Name of the book: Claire of the Sea Light

Author:  Edwidge Danticat 

Publisher:  Knopf 

What's the book about?  

Claire Limyè Lanmè--Claire of the Sea Light--is an enchanting child born into love and tragedy in a seaside town in Haiti. Claire's mother died in childbirth, and on each of her birthdays Claire is taken by her father, Nozias, to visit her mother's grave. Nozias wonders if he should give away his young daughter to a local shopkeeper who lost a child of her own, so he can give her a better life. 

But on the night of Claire's seventh birthday, when he makes the wrenching decision to do so, she disappears. As Nozias and others look for her, painful secrets and startling truths are unearthed among a host of men and women whose stories connect to Claire, her parents, and the town itself. 

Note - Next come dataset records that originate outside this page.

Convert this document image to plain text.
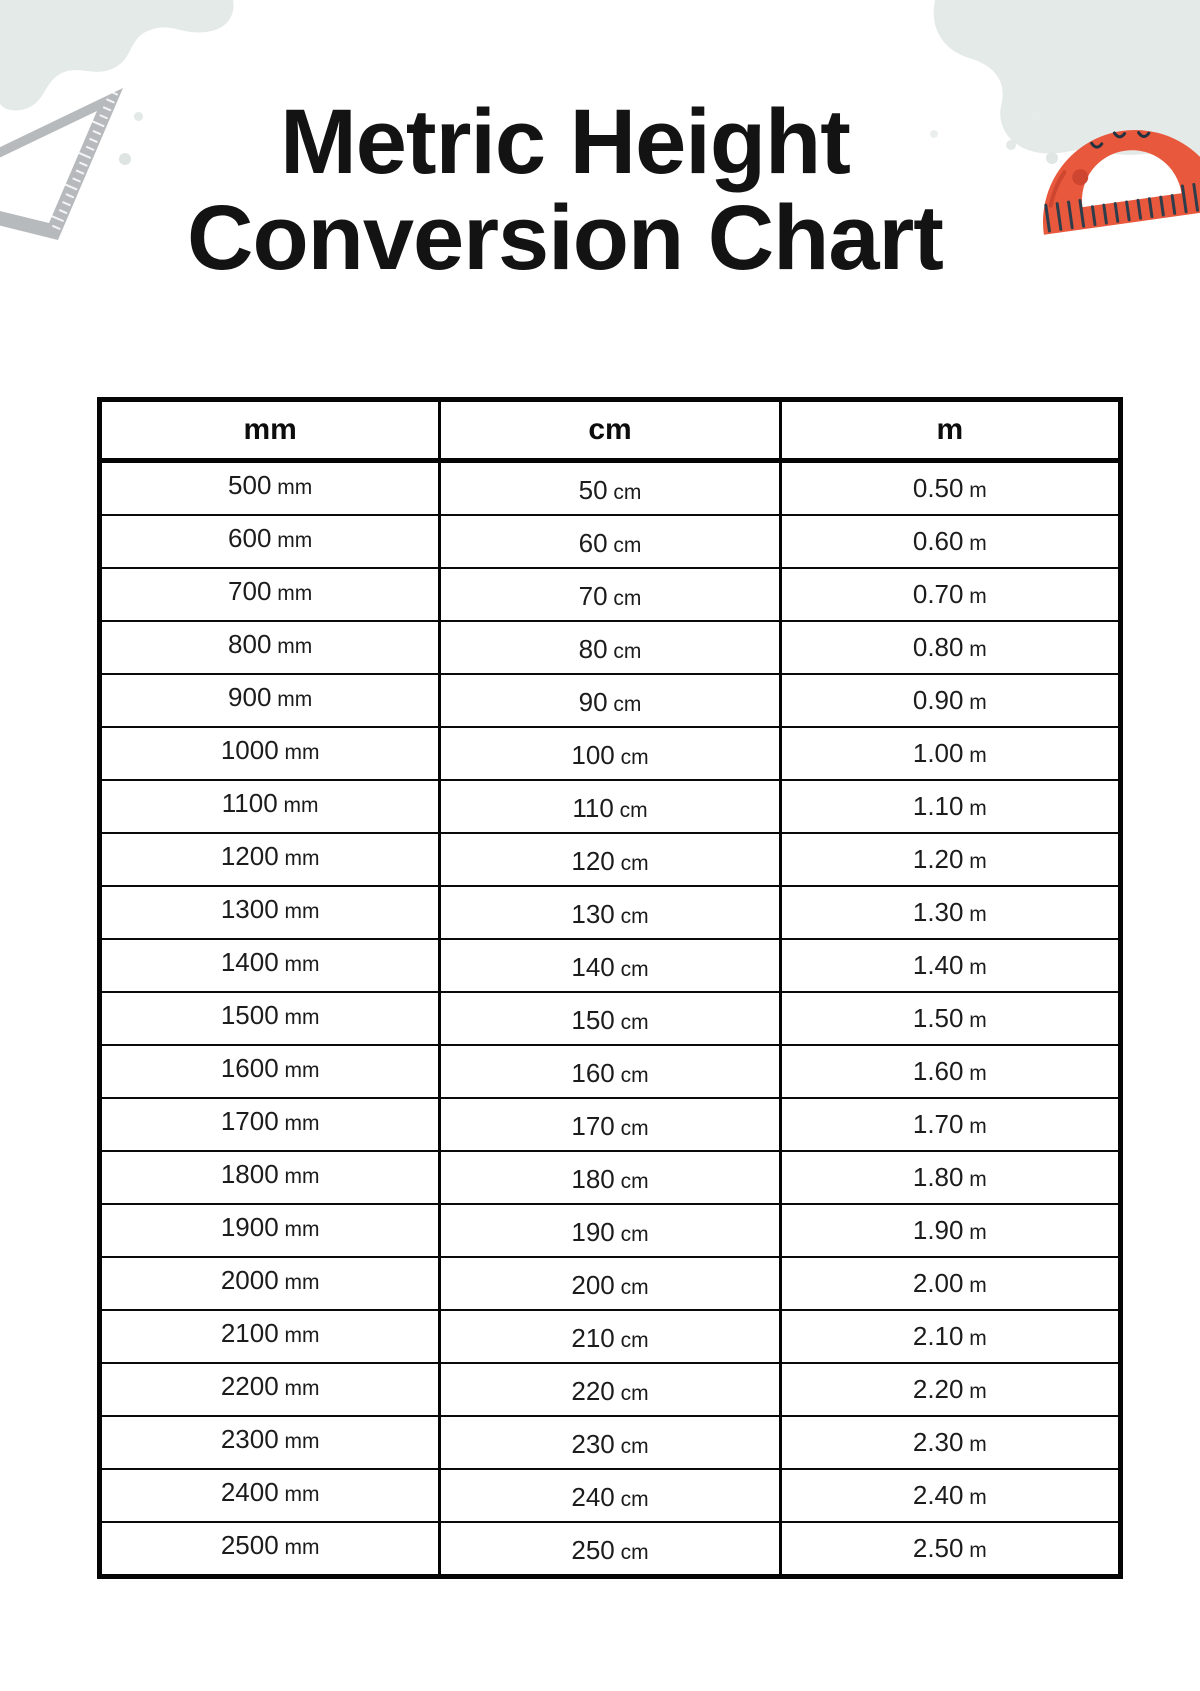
Metric Height
Conversion Chart
mm	cm	m
500 mm	50 cm	0.50 m
600 mm	60 cm	0.60 m
700 mm	70 cm	0.70 m
800 mm	80 cm	0.80 m
900 mm	90 cm	0.90 m
1000 mm	100 cm	1.00 m
1100 mm	110 cm	1.10 m
1200 mm	120 cm	1.20 m
1300 mm	130 cm	1.30 m
1400 mm	140 cm	1.40 m
1500 mm	150 cm	1.50 m
1600 mm	160 cm	1.60 m
1700 mm	170 cm	1.70 m
1800 mm	180 cm	1.80 m
1900 mm	190 cm	1.90 m
2000 mm	200 cm	2.00 m
2100 mm	210 cm	2.10 m
2200 mm	220 cm	2.20 m
2300 mm	230 cm	2.30 m
2400 mm	240 cm	2.40 m
2500 mm	250 cm	2.50 m
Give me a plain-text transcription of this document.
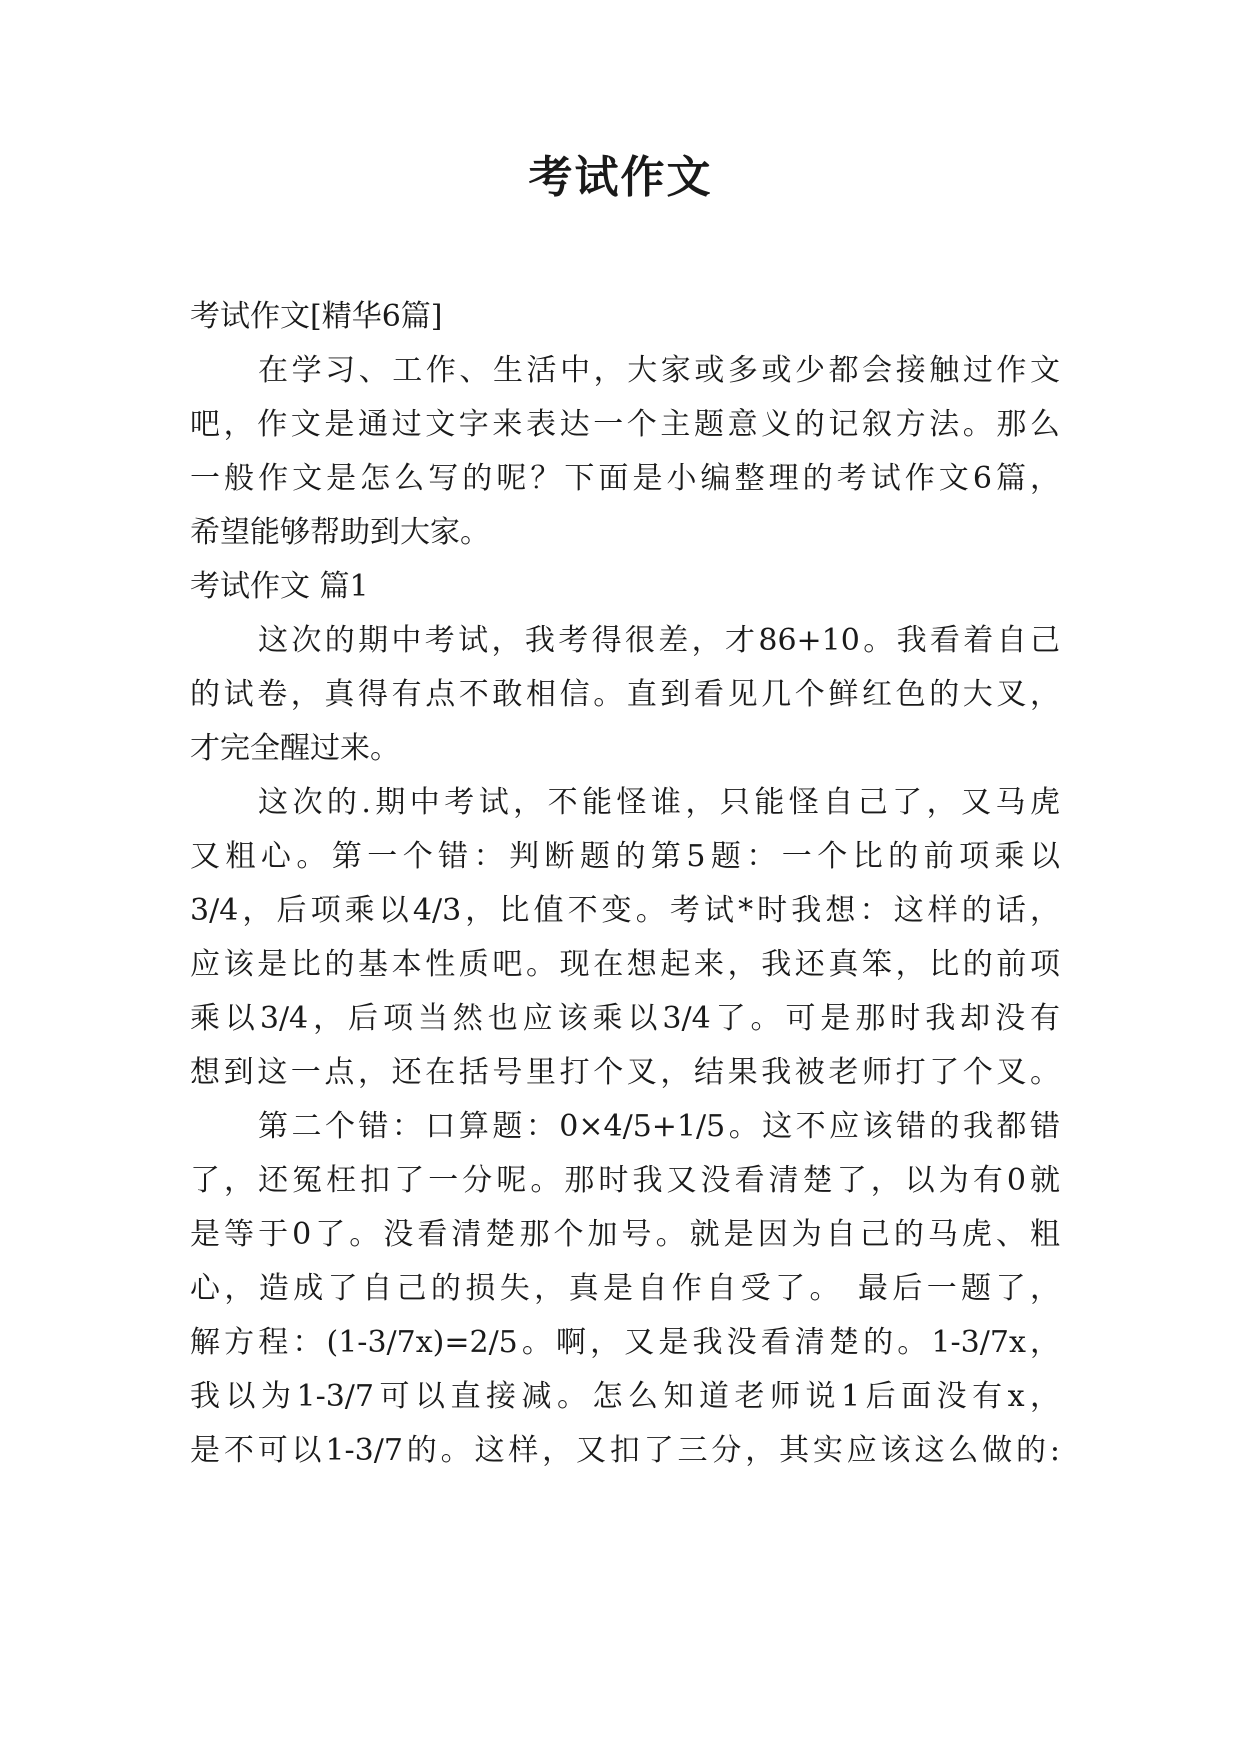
考试作文
考试作文[精华6篇]
在学习、工作、生活中，大家或多或少都会接触过作文
吧，作文是通过文字来表达一个主题意义的记叙方法。那么
一般作文是怎么写的呢？下面是小编整理的考试作文6篇，
希望能够帮助到大家。
考试作文 篇1
这次的期中考试，我考得很差，才86+10。我看着自己
的试卷，真得有点不敢相信。直到看见几个鲜红色的大叉，
才完全醒过来。
这次的.期中考试，不能怪谁，只能怪自己了，又马虎
又粗心。第一个错：判断题的第5题：一个比的前项乘以
3/4，后项乘以4/3，比值不变。考试*时我想：这样的话，
应该是比的基本性质吧。现在想起来，我还真笨，比的前项
乘以3/4，后项当然也应该乘以3/4了。可是那时我却没有
想到这一点，还在括号里打个叉，结果我被老师打了个叉。
第二个错：口算题：0×4/5+1/5。这不应该错的我都错
了，还冤枉扣了一分呢。那时我又没看清楚了，以为有0就
是等于0了。没看清楚那个加号。就是因为自己的马虎、粗
心，造成了自己的损失，真是自作自受了。 最后一题了，
解方程：(1-3/7x)=2/5。啊，又是我没看清楚的。1-3/7x，
我以为1-3/7可以直接减。怎么知道老师说1后面没有x，
是不可以1-3/7的。这样，又扣了三分，其实应该这么做的:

Told with the piercing lyricism and economy of a fable, Claire of the Sea Light explores what it means to be a parent, child, neighbor, lover, and friend, while indelibly revealing the mysterious connections we share with the natural world and with one another, amid the magic and heartbreak of ordinary life. 

Why am I reading the book?  I am a fan of all things Danticat.

Quote from the book:

"Twenty miles south of the capital and crammed between a stretch of the most unpredictable waters of the Caribbean Sea and an eroded Haitian mountain range, the town had a flower-shaped perimeter that, from the mountains, looked like the unfurling petals of a massive tropical rose, so that the major road connecting the town to the sea became the stem and was called Avenue Pied ose or Stem Rose Avenue, with its many alleys and capillaries being called épine  or thorns."


Where to pre-order: http://www.amazon.com/Claire-Sea-Light-Edwidge-Danticat/dp/030727179X

EDWIDGE DANTICAT is the author of numerous books, including Brother, I'm Dying, which won the National Book Critics Circle Award and was a National Book Award finalist; Breath, Eyes, Memory, an Oprah Book Club selection; Krik? Krak!, a National Book Award finalist; The Farming of Bones, an American Book Award winner; and The Dew Breaker, a PEN/Faulkner Award finalist and winner of the inaugural Story Prize. The recipient of a MacArthur Fellowship, she has been published in The New Yorker, The New York Times, and elsewhere.